Four Nigerians hid in a cramped space on the wheel of a transatlantic ship. They ran out of food and water after 10 days at sea, before being rescued by Brazilian federal police in the port of Vitoria.
Their death-defying journey across 5,600km of ocean shows the risks some migrants are willing to take in pursuit of a better life.
Police provide drinking water to migrants. Photo: Reuters
“It was a terrible experience for me,” Thankgod Opemipo Matthew Yeye, 38, one of the four Nigerians, said in an interview at a church in Sao Paulo. “It was not easy being on the ship. I was shaking and very scared.”
Their relief at being rescued quickly gave way to surprise.
The four men said they had hoped to reach Europe and were shocked to learn they had arrived in Brazil. Two of the men were sent back to Nigeria at their request, while Yeye and Roman Ebimene Friday, 35, from Bayelsa state, have applied for asylum in Brazil.
Both men said economic hardship, political instability and crime had left them with no choice but to leave their native Nigeria, Africa’s most populous country, which is notorious for its longstanding problems with violence and poverty.

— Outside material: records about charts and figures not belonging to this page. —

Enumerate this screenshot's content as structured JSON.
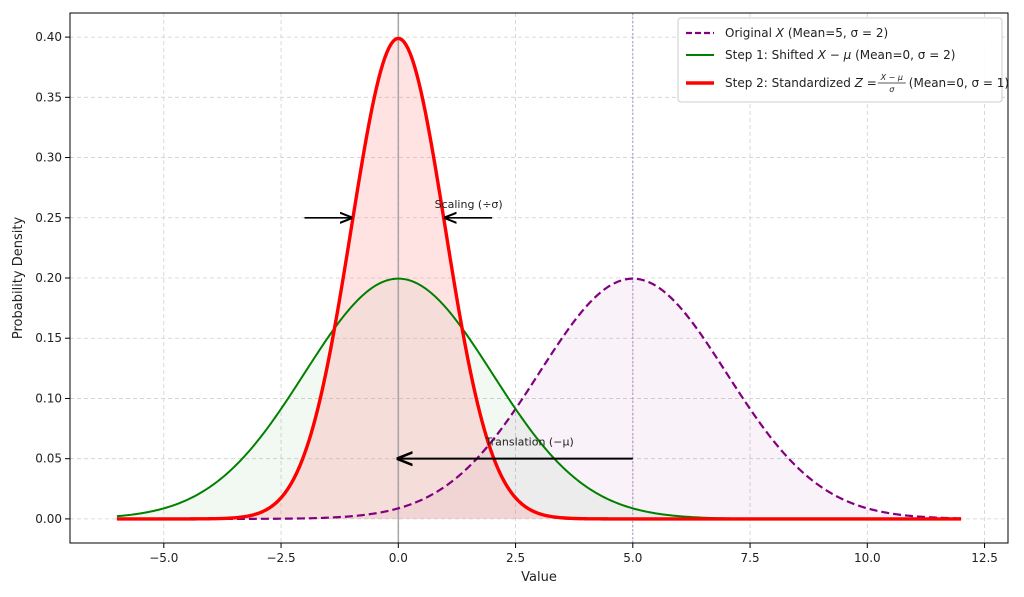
{
  "chart_data": {
    "type": "line",
    "xlabel": "Value",
    "ylabel": "Probability Density",
    "xlim": [
      -7.0,
      13.0
    ],
    "ylim": [
      -0.02,
      0.42
    ],
    "xticks": [
      -5.0,
      -2.5,
      0.0,
      2.5,
      5.0,
      7.5,
      10.0,
      12.5
    ],
    "xtick_labels": [
      "−5.0",
      "−2.5",
      "0.0",
      "2.5",
      "5.0",
      "7.5",
      "10.0",
      "12.5"
    ],
    "yticks": [
      0.0,
      0.05,
      0.1,
      0.15,
      0.2,
      0.25,
      0.3,
      0.35,
      0.4
    ],
    "ytick_labels": [
      "0.00",
      "0.05",
      "0.10",
      "0.15",
      "0.20",
      "0.25",
      "0.30",
      "0.35",
      "0.40"
    ],
    "grid": true,
    "legend_position": "top-right",
    "x_range": [
      -6,
      12
    ],
    "series": [
      {
        "name": "Original X (Mean=5, σ = 2)",
        "legend_label": {
          "pre": "Original ",
          "var": "X",
          "post": " (Mean=5, σ = 2)"
        },
        "mean": 5,
        "sd": 2,
        "color": "#800080",
        "style": "dashed",
        "fill_color": "#800080"
      },
      {
        "name": "Step 1: Shifted X − μ (Mean=0, σ = 2)",
        "legend_label": {
          "pre": "Step 1: Shifted ",
          "var": "X − μ",
          "post": " (Mean=0, σ = 2)"
        },
        "mean": 0,
        "sd": 2,
        "color": "#008000",
        "style": "solid",
        "fill_color": "#008000"
      },
      {
        "name": "Step 2: Standardized Z = (X−μ)/σ (Mean=0, σ = 1)",
        "legend_label": {
          "pre": "Step 2: Standardized ",
          "var": "Z",
          "frac_num": "X − μ",
          "frac_den": "σ",
          "post": " (Mean=0, σ = 1)"
        },
        "mean": 0,
        "sd": 1,
        "color": "#ff0000",
        "style": "solid-thick",
        "fill_color": "#ff9090"
      }
    ],
    "vlines": [
      {
        "x": 0,
        "color": "#999999"
      },
      {
        "x": 5,
        "color": "#b08ad0"
      }
    ],
    "annotations": [
      {
        "text": "Translation (−μ)",
        "x": 2.8,
        "y": 0.061,
        "arrow_from": [
          5.0,
          0.05
        ],
        "arrow_to": [
          0.0,
          0.05
        ]
      },
      {
        "text": "Scaling (÷σ)",
        "x": 1.5,
        "y": 0.258,
        "arrows": [
          {
            "from": [
              -2.0,
              0.25
            ],
            "to": [
              -1.0,
              0.25
            ]
          },
          {
            "from": [
              2.0,
              0.25
            ],
            "to": [
              1.0,
              0.25
            ]
          }
        ]
      }
    ]
  }
}
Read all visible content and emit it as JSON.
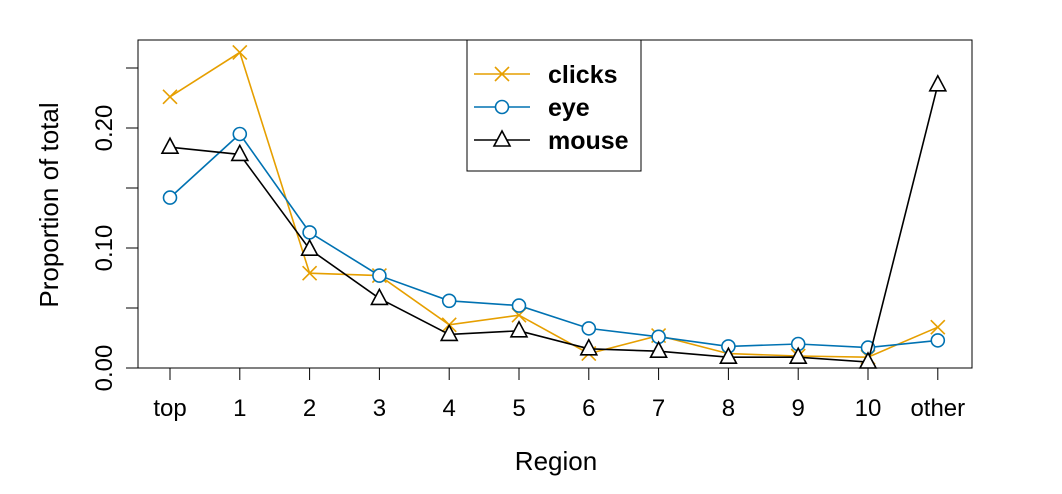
{
  "chart_data": {
    "type": "line",
    "title": "",
    "xlabel": "Region",
    "ylabel": "Proportion of total",
    "categories": [
      "top",
      "1",
      "2",
      "3",
      "4",
      "5",
      "6",
      "7",
      "8",
      "9",
      "10",
      "other"
    ],
    "yticks": [
      "0.00",
      "0.10",
      "0.20"
    ],
    "ylim": [
      0,
      0.27
    ],
    "legend_position": "top-center",
    "grid": false,
    "series": [
      {
        "name": "clicks",
        "color": "#E69F00",
        "marker": "x",
        "values": [
          0.226,
          0.263,
          0.079,
          0.077,
          0.036,
          0.044,
          0.012,
          0.027,
          0.012,
          0.01,
          0.009,
          0.034
        ]
      },
      {
        "name": "eye",
        "color": "#0072B2",
        "marker": "circle",
        "values": [
          0.142,
          0.195,
          0.113,
          0.077,
          0.056,
          0.052,
          0.033,
          0.026,
          0.018,
          0.02,
          0.017,
          0.023
        ]
      },
      {
        "name": "mouse",
        "color": "#000000",
        "marker": "triangle",
        "values": [
          0.184,
          0.178,
          0.099,
          0.058,
          0.028,
          0.031,
          0.016,
          0.014,
          0.009,
          0.009,
          0.005,
          0.236
        ]
      }
    ]
  }
}
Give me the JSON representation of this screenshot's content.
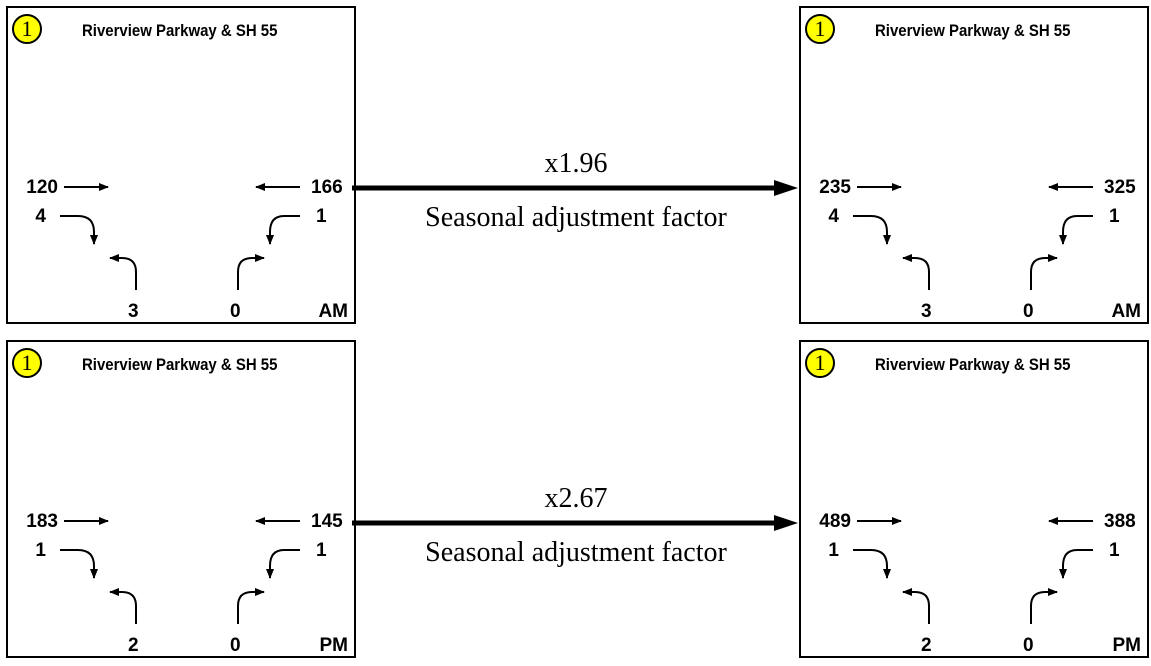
{
  "panels": [
    {
      "badge": "1",
      "title": "Riverview Parkway & SH 55",
      "eb_through": "120",
      "eb_right": "4",
      "wb_through": "166",
      "wb_left": "1",
      "nb_left": "3",
      "nb_right": "0",
      "period": "AM"
    },
    {
      "badge": "1",
      "title": "Riverview Parkway & SH 55",
      "eb_through": "235",
      "eb_right": "4",
      "wb_through": "325",
      "wb_left": "1",
      "nb_left": "3",
      "nb_right": "0",
      "period": "AM"
    },
    {
      "badge": "1",
      "title": "Riverview Parkway & SH 55",
      "eb_through": "183",
      "eb_right": "1",
      "wb_through": "145",
      "wb_left": "1",
      "nb_left": "2",
      "nb_right": "0",
      "period": "PM"
    },
    {
      "badge": "1",
      "title": "Riverview Parkway & SH 55",
      "eb_through": "489",
      "eb_right": "1",
      "wb_through": "388",
      "wb_left": "1",
      "nb_left": "2",
      "nb_right": "0",
      "period": "PM"
    }
  ],
  "connectors": [
    {
      "factor": "x1.96",
      "label": "Seasonal adjustment factor"
    },
    {
      "factor": "x2.67",
      "label": "Seasonal adjustment factor"
    }
  ],
  "colors": {
    "badge_fill": "#FFFF00",
    "line": "#000000"
  }
}
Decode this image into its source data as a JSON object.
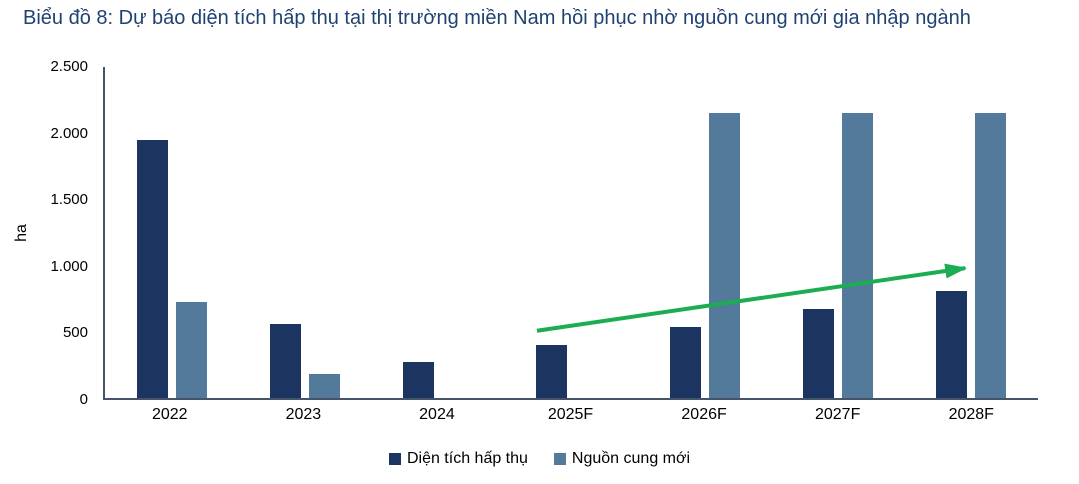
{
  "title": "Biểu đồ 8: Dự báo diện tích hấp thụ tại thị trường miền Nam hồi phục nhờ nguồn cung mới gia nhập ngành",
  "colors": {
    "title": "#1F4273",
    "axis_line": "#44546A",
    "absorption_bar": "#1B3560",
    "new_supply_bar": "#53799B",
    "trend_arrow": "#1CAD52",
    "tick_text": "#000000"
  },
  "chart_data": {
    "type": "bar",
    "title": "Biểu đồ 8: Dự báo diện tích hấp thụ tại thị trường miền Nam hồi phục nhờ nguồn cung mới gia nhập ngành",
    "xlabel": "",
    "ylabel": "ha",
    "ylim": [
      0,
      2500
    ],
    "grid": false,
    "legend_position": "bottom",
    "yticks": [
      {
        "v": 2500,
        "label": "2.500"
      },
      {
        "v": 2000,
        "label": "2.000"
      },
      {
        "v": 1500,
        "label": "1.500"
      },
      {
        "v": 1000,
        "label": "1.000"
      },
      {
        "v": 500,
        "label": "500"
      },
      {
        "v": 0,
        "label": "0"
      }
    ],
    "categories": [
      "2022",
      "2023",
      "2024",
      "2025F",
      "2026F",
      "2027F",
      "2028F"
    ],
    "series": [
      {
        "name": "Diện tích hấp thụ",
        "color": "#1B3560",
        "values": [
          1940,
          555,
          270,
          400,
          535,
          665,
          800
        ]
      },
      {
        "name": "Nguồn cung mới",
        "color": "#53799B",
        "values": [
          720,
          180,
          0,
          0,
          2140,
          2140,
          2140
        ]
      }
    ],
    "annotations": [
      {
        "type": "arrow",
        "color": "#1CAD52",
        "from": {
          "x_frac": 0.462,
          "value": 520
        },
        "to": {
          "x_frac": 0.92,
          "value": 990
        }
      }
    ]
  }
}
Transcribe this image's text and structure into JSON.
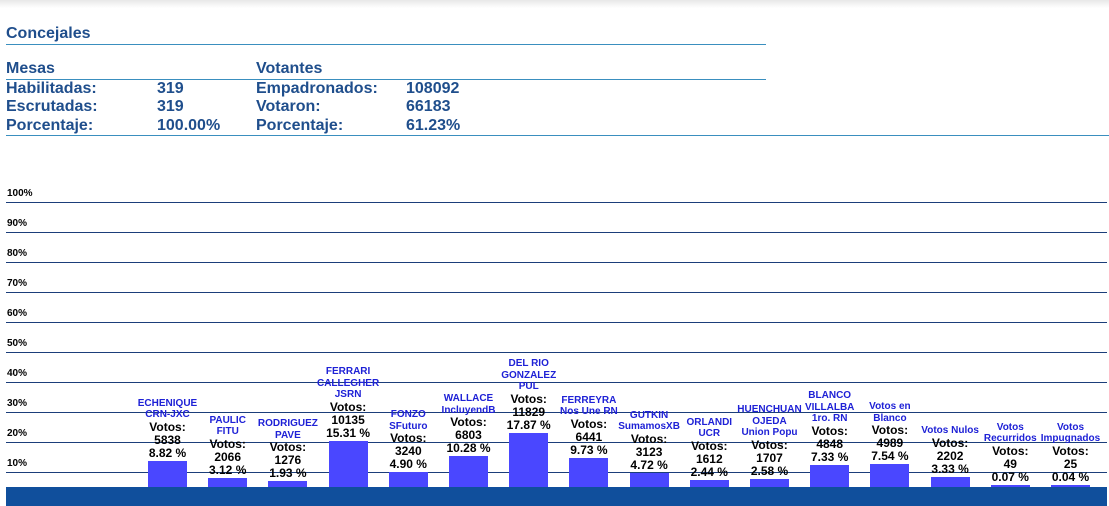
{
  "title": "Concejales",
  "mesas": {
    "header": "Mesas",
    "rows": [
      {
        "label": "Habilitadas:",
        "value": "319"
      },
      {
        "label": "Escrutadas:",
        "value": "319"
      },
      {
        "label": "Porcentaje:",
        "value": "100.00%"
      }
    ]
  },
  "votantes": {
    "header": "Votantes",
    "rows": [
      {
        "label": "Empadronados:",
        "value": "108092"
      },
      {
        "label": "Votaron:",
        "value": "66183"
      },
      {
        "label": "Porcentaje:",
        "value": "61.23%"
      }
    ]
  },
  "colors": {
    "heading": "#1f4e8c",
    "bar": "#4a47ff",
    "party_label": "#1e21d6",
    "grid": "#1b3e7a",
    "footer": "#104f9c"
  },
  "chart_data": {
    "type": "bar",
    "ylim": [
      0,
      100
    ],
    "y_ticks": [
      "100%",
      "90%",
      "80%",
      "70%",
      "60%",
      "50%",
      "40%",
      "30%",
      "20%",
      "10%"
    ],
    "votes_label": "Votos:",
    "categories": [
      {
        "lines": [
          "ECHENIQUE",
          "CRN-JXC"
        ],
        "votes": "5838",
        "percent_label": "8.82 %",
        "value": 8.82
      },
      {
        "lines": [
          "PAULIC",
          "FITU"
        ],
        "votes": "2066",
        "percent_label": "3.12 %",
        "value": 3.12
      },
      {
        "lines": [
          "RODRIGUEZ",
          "PAVE"
        ],
        "votes": "1276",
        "percent_label": "1.93 %",
        "value": 1.93
      },
      {
        "lines": [
          "FERRARI",
          "CALLEGHER",
          "JSRN"
        ],
        "votes": "10135",
        "percent_label": "15.31 %",
        "value": 15.31
      },
      {
        "lines": [
          "FONZO",
          "SFuturo"
        ],
        "votes": "3240",
        "percent_label": "4.90 %",
        "value": 4.9
      },
      {
        "lines": [
          "WALLACE",
          "IncluyendB"
        ],
        "votes": "6803",
        "percent_label": "10.28 %",
        "value": 10.28
      },
      {
        "lines": [
          "DEL RIO",
          "GONZALEZ",
          "PUL"
        ],
        "votes": "11829",
        "percent_label": "17.87 %",
        "value": 17.87
      },
      {
        "lines": [
          "FERREYRA",
          "Nos Une RN"
        ],
        "votes": "6441",
        "percent_label": "9.73 %",
        "value": 9.73
      },
      {
        "lines": [
          "GUTKIN",
          "SumamosXB"
        ],
        "votes": "3123",
        "percent_label": "4.72 %",
        "value": 4.72
      },
      {
        "lines": [
          "ORLANDI",
          "UCR"
        ],
        "votes": "1612",
        "percent_label": "2.44 %",
        "value": 2.44
      },
      {
        "lines": [
          "HUENCHUAN",
          "OJEDA",
          "Union Popu"
        ],
        "votes": "1707",
        "percent_label": "2.58 %",
        "value": 2.58
      },
      {
        "lines": [
          "BLANCO",
          "VILLALBA",
          "1ro. RN"
        ],
        "votes": "4848",
        "percent_label": "7.33 %",
        "value": 7.33
      },
      {
        "lines": [
          "Votos en",
          "Blanco"
        ],
        "votes": "4989",
        "percent_label": "7.54 %",
        "value": 7.54
      },
      {
        "lines": [
          "Votos Nulos"
        ],
        "votes": "2202",
        "percent_label": "3.33 %",
        "value": 3.33
      },
      {
        "lines": [
          "Votos",
          "Recurridos"
        ],
        "votes": "49",
        "percent_label": "0.07 %",
        "value": 0.07
      },
      {
        "lines": [
          "Votos",
          "Impugnados"
        ],
        "votes": "25",
        "percent_label": "0.04 %",
        "value": 0.04
      }
    ]
  }
}
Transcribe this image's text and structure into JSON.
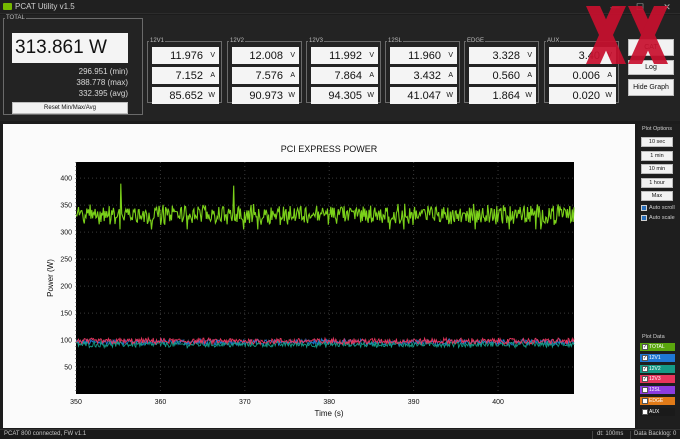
{
  "window": {
    "title": "PCAT Utility v1.5",
    "minimize": "—",
    "maximize": "☐",
    "close": "✕"
  },
  "total": {
    "legend": "TOTAL",
    "value": "313.861 W",
    "min": "296.951 (min)",
    "max": "388.778 (max)",
    "avg": "332.395 (avg)",
    "reset_label": "Reset Min/Max/Avg"
  },
  "channels": [
    {
      "name": "12V1",
      "volts": "11.976",
      "amps": "7.152",
      "watts": "85.652"
    },
    {
      "name": "12V2",
      "volts": "12.008",
      "amps": "7.576",
      "watts": "90.973"
    },
    {
      "name": "12V3",
      "volts": "11.992",
      "amps": "7.864",
      "watts": "94.305"
    },
    {
      "name": "12SL",
      "volts": "11.960",
      "amps": "3.432",
      "watts": "41.047"
    },
    {
      "name": "EDGE",
      "volts": "3.328",
      "amps": "0.560",
      "watts": "1.864"
    },
    {
      "name": "AUX",
      "volts": "3.40",
      "amps": "0.006",
      "watts": "0.020"
    }
  ],
  "units": {
    "volts": "V",
    "amps": "A",
    "watts": "W"
  },
  "actions": {
    "start_cat": "CAT",
    "log": "Log",
    "hide_graph": "Hide Graph"
  },
  "watermark": "XX",
  "chart_data": {
    "type": "line",
    "title": "PCI EXPRESS POWER",
    "xlabel": "Time (s)",
    "ylabel": "Power  (W)",
    "xlim": [
      350,
      409
    ],
    "ylim": [
      0,
      430
    ],
    "x_ticks": [
      350,
      360,
      370,
      380,
      390,
      400
    ],
    "y_ticks": [
      50,
      100,
      150,
      200,
      250,
      300,
      350,
      400
    ],
    "grid": true,
    "series": [
      {
        "name": "TOTAL",
        "color": "#7bd11a",
        "mean": 333,
        "jitter": 16
      },
      {
        "name": "12V1",
        "color": "#1f77d4",
        "mean": 96,
        "jitter": 5
      },
      {
        "name": "12V2",
        "color": "#159a86",
        "mean": 92,
        "jitter": 5
      },
      {
        "name": "12V3",
        "color": "#e8345c",
        "mean": 98,
        "jitter": 5
      }
    ]
  },
  "plot_options": {
    "title": "Plot Options",
    "ranges": [
      "10 sec",
      "1 min",
      "10 min",
      "1 hour",
      "Max"
    ],
    "auto_scroll": "Auto scroll",
    "auto_scale": "Auto scale"
  },
  "plot_data": {
    "title": "Plot Data",
    "items": [
      {
        "label": "TOTAL",
        "color": "#5aa60e",
        "checked": true
      },
      {
        "label": "12V1",
        "color": "#1f77d4",
        "checked": true
      },
      {
        "label": "12V2",
        "color": "#159a86",
        "checked": true
      },
      {
        "label": "12V3",
        "color": "#e8345c",
        "checked": true
      },
      {
        "label": "12SL",
        "color": "#8c3ce0",
        "checked": false
      },
      {
        "label": "EDGE",
        "color": "#e07a18",
        "checked": false
      },
      {
        "label": "AUX",
        "color": "#1a1a1a",
        "checked": false
      }
    ]
  },
  "status": {
    "connection": "PCAT 800 connected, FW v1.1",
    "dt": "dt: 100ms",
    "backlog": "Data Backlog: 0"
  }
}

Yeye, a pastor from Lagos state, said his palm oil and peanut farms were destroyed by floods this year, leaving him and his family homeless. He hopes to rebuild with his family in Brazil.
Roman Ebimene Friday said his journey to Brazil began on June 27, when a fisherman friend put him on the stern of the Liberian-flagged Ken Wave, docked in Lagos, and left him at the helm.
He was surprised to find three men already there, waiting for the ship to depart. Friday said he was scared. He had never met his new shipmates before and feared they might throw him overboard at any moment.
As the ship moved, Friday said the four men tried their best to stay unnoticed by the ship's crew. "Maybe if they caught you, they would throw you into the water," he said. "So we told ourselves never to make any noise."
To avoid falling into the water, Friday said the men had strung a net around the rudder and tied themselves to it with a rope. When he looked down, he said he could see “big fish like whales and sharks.” Given the cramped conditions and the noise of the engines, sleep was a luxury and a danger. “I’m glad we were rescued,” he said.
Father Paolo Parise, a priest at the Sao Paulo shelter, said he had encountered other cases of stowaways, but never one as dangerous as this.